Here, let me focus on this notion of Questioning and how it relates to the Rainbow effort for Full Equality as well as John’s hilarious but ludicrous comment about questioning Jews. I think he has it totally backwards.  It isn’t the use of -or the expanding of- the acronym LGBT that has cost our movement, rather the use of Gay itself which is damaging. Gay does not adequately represent the need for Full Equality, in addition to failing to represent the fullness of the Rainbow LGBTQ Community of those who are left out by Straight While Male Privilege. The push for Full equality is about more than one sexual orientation (i.e. Gay) and therefore, the word Gay can’t adequately represent that push.

Because some of us talk about Gay Rights, it perpetuates a false dichotomy- that people are either Gay or Straight. The reality is that Sexual Orientation happens across a broad and complex spectrum, such that there are people who are straight, some who are gay (or homosexual) and many who are somewhere in between these two ends of the spectrum. By talking about Gay Rights, people like John ignore the vast many who do not easily identify at that one end of the spectrum or the other. More importantly “Gay Rights” suggests that or ignores the reality of how people come out, and that coming out is a process.

Truly, to talk about Gay Rights allows those seeking rights to be an identified minority and to speak from a place of victim status. It sets up a battle between the straights and the gays as if one side is hogging rights that all deserve.  The reality is that no matter what a person’s sexual orientation- gay, straight or anywhere in between, that nature of their being should not be used as a basis for discrimination. But too much of the Civil Rights history of our Democracy has been based in a victim status mentality. It has always relied upon individuals being able to be easily identified into a group, and then advocation for that group’s rights.  What is needed is to destroy the dominance of Straight Privilege. And Straight Privilege grows from Male Privilege and is connected to White Privilege. So, reliance upon “Gay” as an identifier fits well into our known experience of advocacy and legislative advances even as it fails to speak to the real culprit causing a lack of Equality.

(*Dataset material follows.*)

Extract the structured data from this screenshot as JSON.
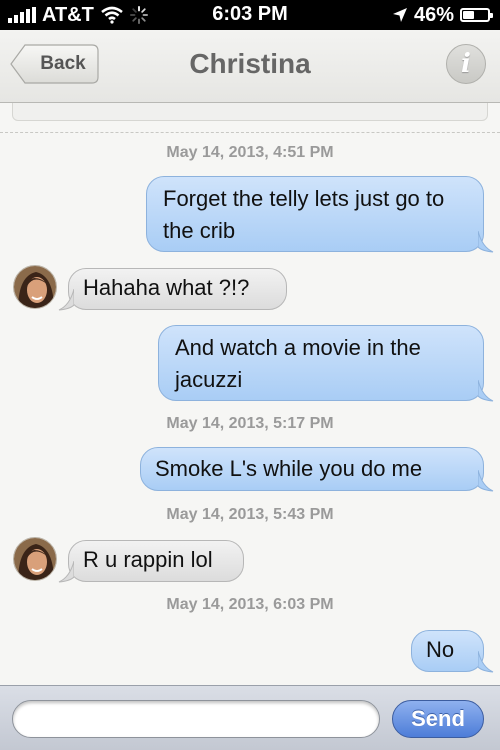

“Q “is for Questioning just as much as Q is for Queer because it confronts the false dichotomy of male focused categories of Straight and Gay. Questioning reminds us that it is wrong to expect our youth to choose between these two false categories, and implies the importance of being focused on the rights and dignity of a person regardless to how they self-identity in terms of their sexual orientation.

In other words, there is a need to quit trying to see those who are calling for Full Equality as a community in the traditional sense. John says:

Putting aside the argument about who is and isn’t a member of the gay community…

Indeed! The very notion of talking about Gay Rights demands that people be fit into the categories of either belonging or not belonging. That is a symptom of the problem and not a part of the solution.

I think the world of John Arovosis even if I am picking apart his comments here. His goal like many other’s, is to move us to a place where many who have experienced tremendous discrimination are raised to a level of Equality, and he wants this urgently. We should all want this urgently, and people like John are helping to make that happen. The steps towards that end however demand that we examine not only how to practically create equality, but an examination of the forces that stand in the way of it. Q representing Questioning, isn’t what is standing in the way.